Chapitre 5 – Un monde de tarés
Bonjour tout le monde !
Motivés pour une nouvelle séance de mon insupportable bavardage ? Oui ? Non ? Ça tombe bien, je ne vous demande pas votre avis.
Alors… Cynthia, éventrement, sang-mêlé, tout ça, c’est clair pour vous ? Eh ben pour moi, absolument pas.
Imaginez : on vous balance, du jour au lendemain, que toutes les mythologies anciennes sont vraies, que vous êtes le fils d’un dieu gréco-latin, et que vous risquez de vous faire boulotter par un monstre à chaque coin de rue.
Bienvenue dans ma vie.
De quoi devenir fou. Surtout quand tout ça vous est balancé par une fille aussi belle qu’effrayante, flanquée d’un groupe de guerrières armées jusqu’aux dents, façon milice divine.
Petit aperçu de notre discussion :
- Cynthia : Tu connais la mythologie grecque ?
- Moi : Euh… Zeus, les éclairs… Pégase ?
- Cynthia : Ouaip. Plus ou moins. Eh bah c’est vrai.
Voilà. Pas plus d’intro, pas de moment pour respirer. Cynthia, c’est pas le genre à s’embarrasser de diplomatie. L’empathie ? Elle l’a laissée au vestiaire.
Moi, j’étais encore assis par terre. Les joues pleines de sillons brillants, les yeux gonflés, et je reniflais pitoyablement.
- Je dois rêver. C’est une blague. Un prank. C’est pas drôle.
Elle m’a attrapé par le col.
- Crois-moi, c’est réel.
J’ai dégluti avec difficulté.
- Supposons que ce que tu dis soit vrai… Quel rapport avec moi ?
Elle a ri. Un rire amer. Un truc qui vous glace les os.
- Tu fais partie de ce monde, petit. Que tu le veuilles ou non.
- Euh… non ? J’peux pas juste… rentrer chez moi ? J’dirai rien, promis.
- Ça marche pas comme ça, gamin.
T’as survécu par miracle, mais avec un peu de chance (ou pas), un monstre t’aura dévoré d’ici trois semaines. Et je suis gentille.

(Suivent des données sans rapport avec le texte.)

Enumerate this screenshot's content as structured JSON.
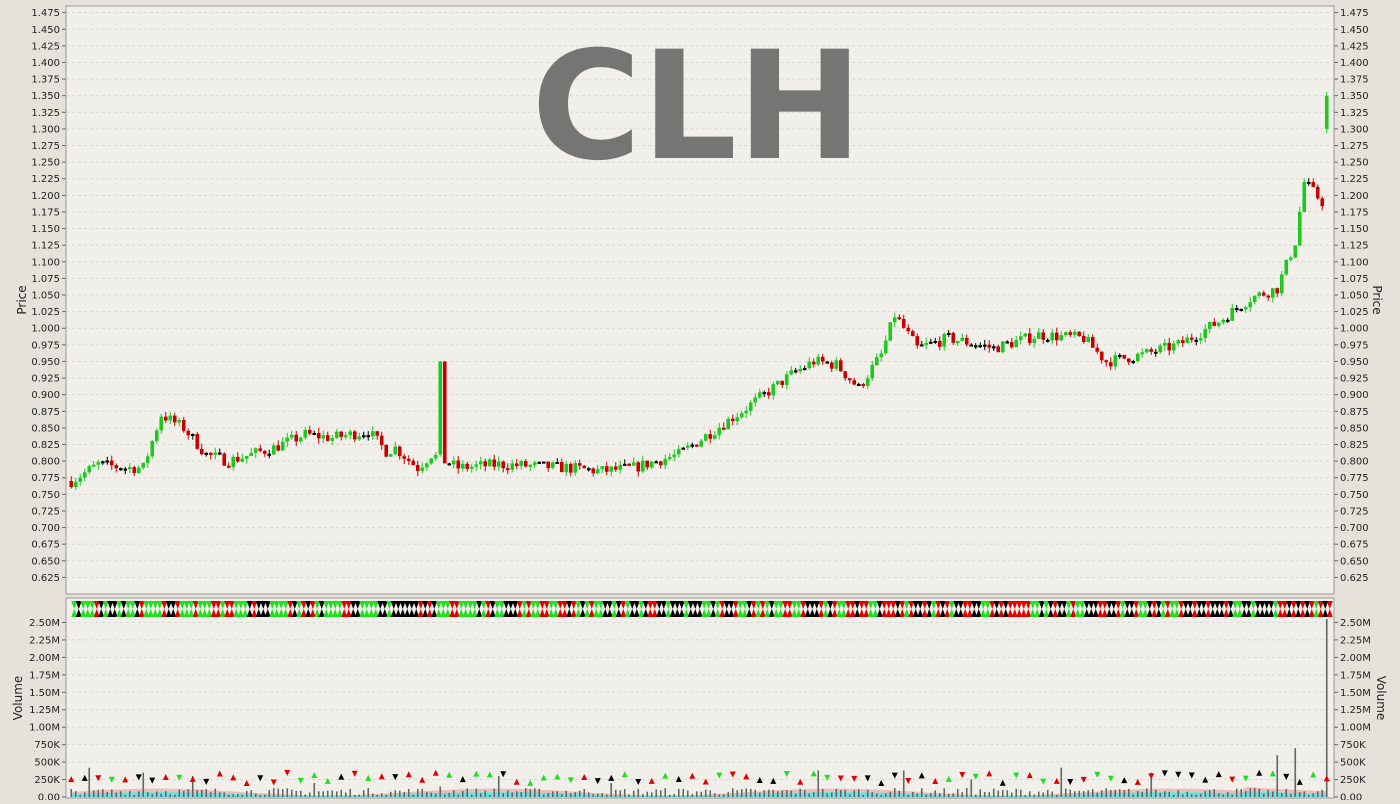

J’ai failli m’étrangler. Gentille ??? Cette fille était la créature la plus terrifiante que j’avais jamais croisée.
Enfin… Jusqu’à ce que je voie une Gorgone ricaner comme une possédée. Là, j’ai réévalué ma définition de la peur.
Quelque chose a fait clic dans ma tête.
- Tu m’as appelé comment, tout à l’heure ? Quelque chose-mêlé ? C’est une insulte mythologique ?
Ouais, je sais. Je suis con. Pas la peine de me le rappeler. On n’a pas tous grandi avec Percy Jackson, okay ? Et j’avais quatorze ans, vu ?
Elle a levé les yeux au ciel. L’archétype du soupir désespéré. Puis elle m’a fixé, comme si elle contemplait un cafard en pleine crise existentielle.
- Sang-mêlé. Rejeton d’un dieu et d’un humain.
- Un dieu ? Genre… un vrai ?
- Oui, idiot. Un dieu ou une déesse.
- Donc… je suis quoi ? Le prochain Jésus ?
Là, elle a éclaté de rire. Un vrai. Un rire sincère. Le premier que je voyais sur ce visage de glace.
- Non. Mais ça veut dire que t’as des aptitudes spéciales. Et que tu attires les monstres. Comme un steak saignant attire les loups.
- Je suis en danger ?!
J’ai failli pisser dans mon calçon. C’est là que j’ai réalisé, d’ailleurs, que j’étais… en calçon. Vous pouvez rire. Allez-y.
En matière de honte, je suis champion olympique. Camille dit que si le ridicule était un sport, je serais médaillé d’or.
Je t’expliquerai plus tard, a dit Cynthia, en se mordant la lèvre.
À ce moment-là, Léa est revenue avec un brancard. Marthe est arrivée quelques secondes après, suivie de Sam, la guérisseuse.
Petite, blonde, formes généreuses, des taches de rousseur plein le visage… Elle ressemblait plus à une boulangère sympa qu’à un membre d’une armée mythologique.
- Mettez-le sur le brancard et amenez-le à l’infirmerie, a-t-elle ordonné avec douceur.
Elle m’a lancé un sourire rayonnant.
- On va te remettre sur pied, bonhomme.